A acção de Jesus desvenda a nobreza de quem cuida das pessoas doentes, dos profissionais bio-médicos, dos filósofos que buscam sentido para a dor, a fragilidade humana, a morte. Manifesta também o alcance da reflexão teológica que tem a cargo fazer compreender, dentro do possível, a presença da dimensão transcendente e o seu impacto no ser humano e em toda a realidade social. Deixa a claro a solicitude dos discípulos missionários que, pelo testemunho de vida, acompanham até ao limite quem sofre e procura alento e esperança de superação.
A novidade do Evangelho de hoje é que Jesus quer curar-nos. Servindo-se de mediações, como faz parte da economia da salvação e a Igreja não cessa de proclamar. Curar-nos da dor sem-sentido e que, como a Job, nos impele a fazer perguntas lancinantes: «Couberam-me em sorte noites de amargura. Se me deito, digo: Quando é que me levanto? Se me levanto: Quando chegará a noite?; e agito-me angustiado até ao crepúsculo». “Este tomar a palavra perante o mal que invade o seu corpo, afirma Manicardi, Comentário, p. 97, não é sufocado por quem está junto do doente com exortações ao silêncio, ou a «não dizer isso», ou a não perturbar, mas é percebido como um momento importante do penoso processo de assunção da crise existencial que se introduziu na vida do homem”. A linguagem do protesto e de contestação torna-se legítima e desvenda a condição frágil da pessoa doente.
Jesus quer curar-nos da indiferença (parece que “mão invisível” impõs um pacto de silêncio em relação às pessoas que sofrem e ao mundo da dor e da morte) e fazer-nos solícitos, próximos, amigos, capazes de dar razões da nossa humanidade e afirmar a nossa fé. Quer curar-nos do peso da inutilidade, da sensação da sobrecarga, do luto das tarefas deixadas, da estreiteza do horizonte sem esperança. Quer curar-nos de tantas outras feridas que agitam o nosso mundo emocional e perturbam o normal funcionamento do nosso organismo. Quer curar-nos e, embora roídos pela dor, sabermos que Deus vela por nós, nos envolve no seu amor e nos alenta com a sua misericórdia. Quer curar-nos abrindo os braços na cruz e mostrando as chagas do coração, fruto do amor que nos tem e liberta.

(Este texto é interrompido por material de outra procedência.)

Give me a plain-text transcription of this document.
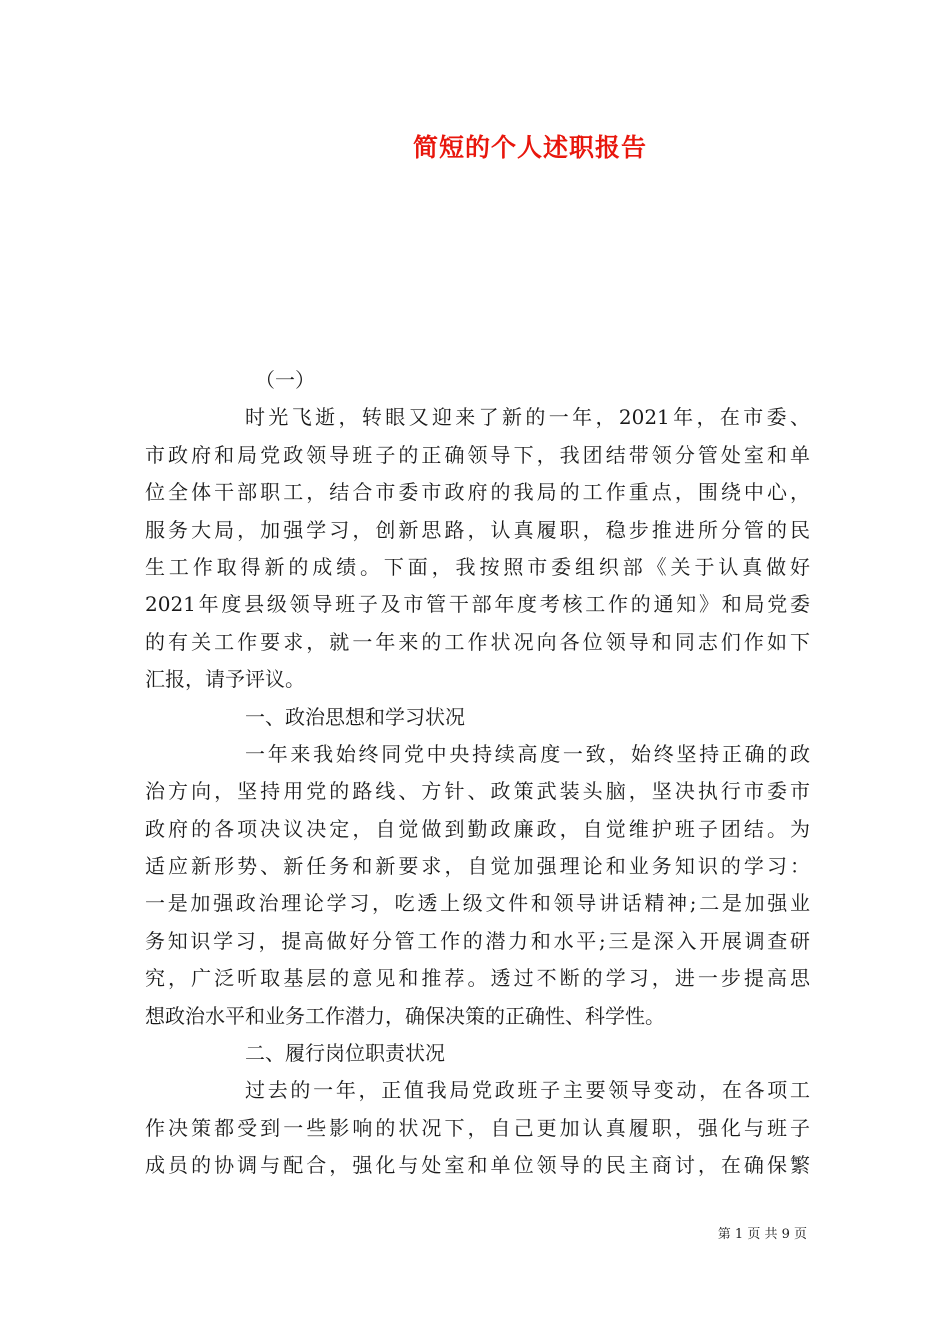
简短的个人述职报告
（一）
时光飞逝，转眼又迎来了新的一年，2021年，在市委、
市政府和局党政领导班子的正确领导下，我团结带领分管处室和单
位全体干部职工，结合市委市政府的我局的工作重点，围绕中心，
服务大局，加强学习，创新思路，认真履职，稳步推进所分管的民
生工作取得新的成绩。下面，我按照市委组织部《关于认真做好
2021年度县级领导班子及市管干部年度考核工作的通知》和局党委
的有关工作要求，就一年来的工作状况向各位领导和同志们作如下
汇报，请予评议。
一、政治思想和学习状况
一年来我始终同党中央持续高度一致，始终坚持正确的政
治方向，坚持用党的路线、方针、政策武装头脑，坚决执行市委市
政府的各项决议决定，自觉做到勤政廉政，自觉维护班子团结。为
适应新形势、新任务和新要求，自觉加强理论和业务知识的学习：
一是加强政治理论学习，吃透上级文件和领导讲话精神;二是加强业
务知识学习，提高做好分管工作的潜力和水平;三是深入开展调查研
究，广泛听取基层的意见和推荐。透过不断的学习，进一步提高思
想政治水平和业务工作潜力，确保决策的正确性、科学性。
二、履行岗位职责状况
过去的一年，正值我局党政班子主要领导变动，在各项工
作决策都受到一些影响的状况下，自己更加认真履职，强化与班子
成员的协调与配合，强化与处室和单位领导的民主商讨，在确保繁
第 1 页 共 9 页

O Papa Francisco na «A Alegria do Evangelho», lembra que: “Às vezes sentimos a tentação de ser cristãos, mantendo uma prudente distância das chagas do Senhor. Mas Jesus quer que toquemos a miséria humana, que toquemos a carne sofredora dos outros. Espera que renunciemos a procurar aqueles abrigos pessoais ou comunitários que permitem manter-nos à distância do nó do drama humano, a fim de aceitarmos verdadeiramente entrar em contacto com a vida concreta dos outros e conhecermos a força da ternura. Quando o fazemos, a vida complica-se sempre maravilhosamente e vivemos a intensa experiência de ser povo, a experiência de pertencer a um povo. (EG 270).